When Goofus and Gallant Raise Funds
Remember Goofus and Gallant? They're two boys, brothers maybe, whose morality tales in children's magazine Highlights (that mainstay of doctors' waiting rooms) had a profound impact on the moral and behavioral development of many a boomer-aged kid — though not always the way the authors intended. (They are also, I'm compelled to mention, registered trademarks of Highlights for Children Inc.)
Goofus has messy hair and a wicked grin. He's impulsive, rude and disobedient. Gallant is neatly combed and wears a bland, vacant smile that matches his good manners and common sense. He's a model kid.
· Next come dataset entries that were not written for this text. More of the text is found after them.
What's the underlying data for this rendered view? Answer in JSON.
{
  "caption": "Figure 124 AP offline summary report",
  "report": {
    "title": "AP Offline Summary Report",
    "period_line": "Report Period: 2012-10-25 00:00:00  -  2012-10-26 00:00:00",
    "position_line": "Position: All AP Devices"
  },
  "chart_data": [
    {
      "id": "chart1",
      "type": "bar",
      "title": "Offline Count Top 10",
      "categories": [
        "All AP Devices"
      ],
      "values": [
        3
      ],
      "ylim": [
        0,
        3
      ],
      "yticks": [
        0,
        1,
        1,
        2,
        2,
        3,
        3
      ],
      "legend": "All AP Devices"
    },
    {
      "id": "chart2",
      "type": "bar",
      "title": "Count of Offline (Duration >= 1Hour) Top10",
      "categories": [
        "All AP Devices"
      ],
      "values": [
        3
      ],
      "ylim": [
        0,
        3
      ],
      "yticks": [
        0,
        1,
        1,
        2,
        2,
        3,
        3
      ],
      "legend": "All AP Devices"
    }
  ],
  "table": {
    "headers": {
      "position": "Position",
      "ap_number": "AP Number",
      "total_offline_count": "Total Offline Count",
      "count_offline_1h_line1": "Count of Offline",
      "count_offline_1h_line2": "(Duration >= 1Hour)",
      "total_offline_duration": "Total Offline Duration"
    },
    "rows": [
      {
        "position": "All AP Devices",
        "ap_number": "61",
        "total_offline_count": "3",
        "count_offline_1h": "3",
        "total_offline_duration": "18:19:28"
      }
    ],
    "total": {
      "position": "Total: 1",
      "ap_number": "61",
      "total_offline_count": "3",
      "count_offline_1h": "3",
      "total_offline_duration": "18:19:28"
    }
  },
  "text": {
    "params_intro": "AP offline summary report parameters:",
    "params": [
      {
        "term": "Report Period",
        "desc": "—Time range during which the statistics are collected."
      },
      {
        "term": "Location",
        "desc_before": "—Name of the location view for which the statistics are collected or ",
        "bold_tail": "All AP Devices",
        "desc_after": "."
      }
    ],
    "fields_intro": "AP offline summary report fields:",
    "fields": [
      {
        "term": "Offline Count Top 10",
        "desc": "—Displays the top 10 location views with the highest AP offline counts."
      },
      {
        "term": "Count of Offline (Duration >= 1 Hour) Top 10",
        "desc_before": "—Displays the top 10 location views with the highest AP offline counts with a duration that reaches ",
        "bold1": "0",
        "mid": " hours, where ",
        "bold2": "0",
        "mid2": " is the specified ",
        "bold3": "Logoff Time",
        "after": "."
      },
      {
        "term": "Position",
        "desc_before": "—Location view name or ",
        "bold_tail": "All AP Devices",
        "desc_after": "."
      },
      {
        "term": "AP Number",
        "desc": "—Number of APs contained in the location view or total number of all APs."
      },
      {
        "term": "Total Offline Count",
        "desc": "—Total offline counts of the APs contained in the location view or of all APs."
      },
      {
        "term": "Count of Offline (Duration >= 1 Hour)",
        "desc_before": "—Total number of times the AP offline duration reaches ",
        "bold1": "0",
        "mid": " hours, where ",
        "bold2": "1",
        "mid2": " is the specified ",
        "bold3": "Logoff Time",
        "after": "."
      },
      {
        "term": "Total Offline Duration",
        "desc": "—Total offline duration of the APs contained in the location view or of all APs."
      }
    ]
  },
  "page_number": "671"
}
Goofus does everything wrong. Gallant does everything right. But everyone likes Goofus better. Gallant and his earnest, brown-nosing ways just get on your nerves. And despite the way they tell the story, you just know Goofus is sometimes more effective than Gallant.
Let's imagine that Goofus and Gallant grew up to become fundraisers. It might be true, because there are two well-established schools of fundraising that mirror their two characters. It would be nice and easy if we could say those two schools were Bad Fundraising (Goofus) and Good Fundraising (Gallant), but it's more complicated than that. Let's take a look:
Goofus Fundraising is focused on big, terrible problems. It's very persistent about problems. It grabs you by the throat, shakes you, then rubs your nose in problems. Not much hope. Little good news. Just problems that make you feel like a jerk if you don't shell out a few bucks.
Goofus Fundraising is often successful. After all, donors give to make the world a better place. So pointing out a problem that needs solving makes sense. It speaks clearly to donors where they are.
But there's a downside: Goofus Fundraising tends to leave donors disengaged over time. They keep giving, and the same problems keep arising. This leads to weak donor-retention rates. Sure, giving is its own reward, but it's much better when you accomplish something through your giving.